Bahkan sebelumnya, 17 Maret 2022, BBC.com memberitakan bahwa Demo Papua tolak pemekaran Provinsi baru memakan korban jiwa. Penilaian yang berangsur-angsur dilakukan, tapi terpental. Kemauan rakyat lagi-lagi kalah dengan kemauan dan kepentingan politik. Mau berkomentar lebih, atau ngotot apalagi kalau sudah begini. Nauzubillah.
Jumat, 8 April 2022, Puan Maharani, Ketua DPR RI menyampaikan bahwa tiga Provinsi baru di Papua bertujuan untuk melayani rakyat Papua lebih baik lagi (baca, www.dpr.go.id). Pandangan yang juga harapan ini kita berharap jujur dikeluarkan pejabat negara. Bukan sekedar lip service.
Seperti diketahui. DPR menargetkan sebelum Juni 2022, pembahasan terkait Rancangan Undang-Undangan (RUU) Provinsi Pemekaran Papua dirampungkan. Targetnya adalah 2024 saat Pemilu, tiga Provinsi tersebut sudah otonom. Insya Allah tidak dijadikan bahan sengketa politik kedepannya.
Kita berharap DPR masih waras, tidak menjadi situas ini sebagai peluang mengatur proyek politik. Rakyat Papua pasti tegas dan kompak menolak, kalau mereka dijadikan target sandera politik. Sekali lagi, biadab jika kontestasi ini sekedar menjadi bagian investasi politik elit. Jangan sampai rakyat dieksploitasi untuk kepentingan segelintir orang.

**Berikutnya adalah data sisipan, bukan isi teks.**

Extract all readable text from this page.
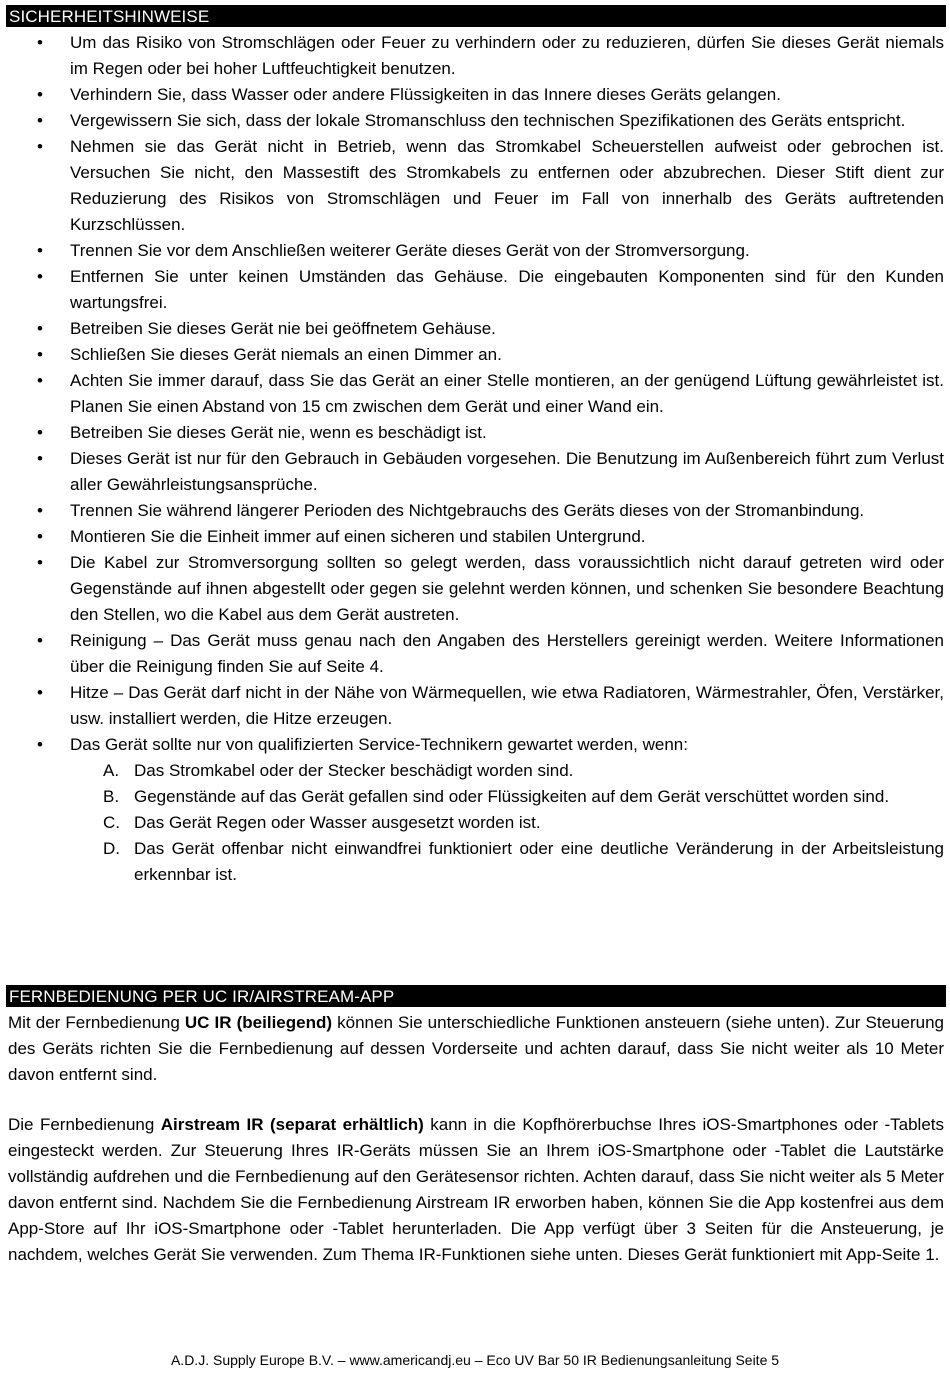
SICHERHEITSHINWEISE
• Um das Risiko von Stromschlägen oder Feuer zu verhindern oder zu reduzieren, dürfen Sie dieses Gerät niemals im Regen oder bei hoher Luftfeuchtigkeit benutzen.
• Verhindern Sie, dass Wasser oder andere Flüssigkeiten in das Innere dieses Geräts gelangen.
• Vergewissern Sie sich, dass der lokale Stromanschluss den technischen Spezifikationen des Geräts entspricht.
• Nehmen sie das Gerät nicht in Betrieb, wenn das Stromkabel Scheuerstellen aufweist oder gebrochen ist. Versuchen Sie nicht, den Massestift des Stromkabels zu entfernen oder abzubrechen. Dieser Stift dient zur Reduzierung des Risikos von Stromschlägen und Feuer im Fall von innerhalb des Geräts auftretenden Kurzschlüssen.
• Trennen Sie vor dem Anschließen weiterer Geräte dieses Gerät von der Stromversorgung.
• Entfernen Sie unter keinen Umständen das Gehäuse. Die eingebauten Komponenten sind für den Kunden wartungsfrei.
• Betreiben Sie dieses Gerät nie bei geöffnetem Gehäuse.
• Schließen Sie dieses Gerät niemals an einen Dimmer an.
• Achten Sie immer darauf, dass Sie das Gerät an einer Stelle montieren, an der genügend Lüftung gewährleistet ist. Planen Sie einen Abstand von 15 cm zwischen dem Gerät und einer Wand ein.
• Betreiben Sie dieses Gerät nie, wenn es beschädigt ist.
• Dieses Gerät ist nur für den Gebrauch in Gebäuden vorgesehen. Die Benutzung im Außenbereich führt zum Verlust aller Gewährleistungsansprüche.
• Trennen Sie während längerer Perioden des Nichtgebrauchs des Geräts dieses von der Stromanbindung.
• Montieren Sie die Einheit immer auf einen sicheren und stabilen Untergrund.
• Die Kabel zur Stromversorgung sollten so gelegt werden, dass voraussichtlich nicht darauf getreten wird oder Gegenstände auf ihnen abgestellt oder gegen sie gelehnt werden können, und schenken Sie besondere Beachtung den Stellen, wo die Kabel aus dem Gerät austreten.
• Reinigung – Das Gerät muss genau nach den Angaben des Herstellers gereinigt werden. Weitere Informationen über die Reinigung finden Sie auf Seite 4.
• Hitze – Das Gerät darf nicht in der Nähe von Wärmequellen, wie etwa Radiatoren, Wärmestrahler, Öfen, Verstärker, usw. installiert werden, die Hitze erzeugen.
• Das Gerät sollte nur von qualifizierten Service-Technikern gewartet werden, wenn:
A. Das Stromkabel oder der Stecker beschädigt worden sind.
B. Gegenstände auf das Gerät gefallen sind oder Flüssigkeiten auf dem Gerät verschüttet worden sind.
C. Das Gerät Regen oder Wasser ausgesetzt worden ist.
D. Das Gerät offenbar nicht einwandfrei funktioniert oder eine deutliche Veränderung in der Arbeitsleistung erkennbar ist.
FERNBEDIENUNG PER UC IR/AIRSTREAM-APP

Mit der Fernbedienung UC IR (beiliegend) können Sie unterschiedliche Funktionen ansteuern (siehe unten). Zur Steuerung des Geräts richten Sie die Fernbedienung auf dessen Vorderseite und achten darauf, dass Sie nicht weiter als 10 Meter davon entfernt sind.

Die Fernbedienung Airstream IR (separat erhältlich) kann in die Kopfhörerbuchse Ihres iOS-Smartphones oder -Tablets eingesteckt werden. Zur Steuerung Ihres IR-Geräts müssen Sie an Ihrem iOS-Smartphone oder -Tablet die Lautstärke vollständig aufdrehen und die Fernbedienung auf den Gerätesensor richten. Achten darauf, dass Sie nicht weiter als 5 Meter davon entfernt sind. Nachdem Sie die Fernbedienung Airstream IR erworben haben, können Sie die App kostenfrei aus dem App-Store auf Ihr iOS-Smartphone oder -Tablet herunterladen. Die App verfügt über 3 Seiten für die Ansteuerung, je nachdem, welches Gerät Sie verwenden. Zum Thema IR-Funktionen siehe unten. Dieses Gerät funktioniert mit App-Seite 1.

A.D.J. Supply Europe B.V. – www.americandj.eu – Eco UV Bar 50 IR Bedienungsanleitung Seite 5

Untuk diketahui, tiga RUU yang digenjot DPR yakni RUU tentang Provinsi Papua Selatan (Ha Anim), RUU tentang Provinsi Papua Tengah (Meepago), dan RUU tentang Provinsi Pegunungan Tengah (Lapago).Â
Kita berharap penolakan rakyat Papua untuk pemekaran Provinsi baru murni karena kesejahteraan yang kandas. Bukan karena ada kekuatan "tangan ajaib" yang bermain disana. Bukan soal konspirasi untuk mengeruk Sumber Daya Alam Papua.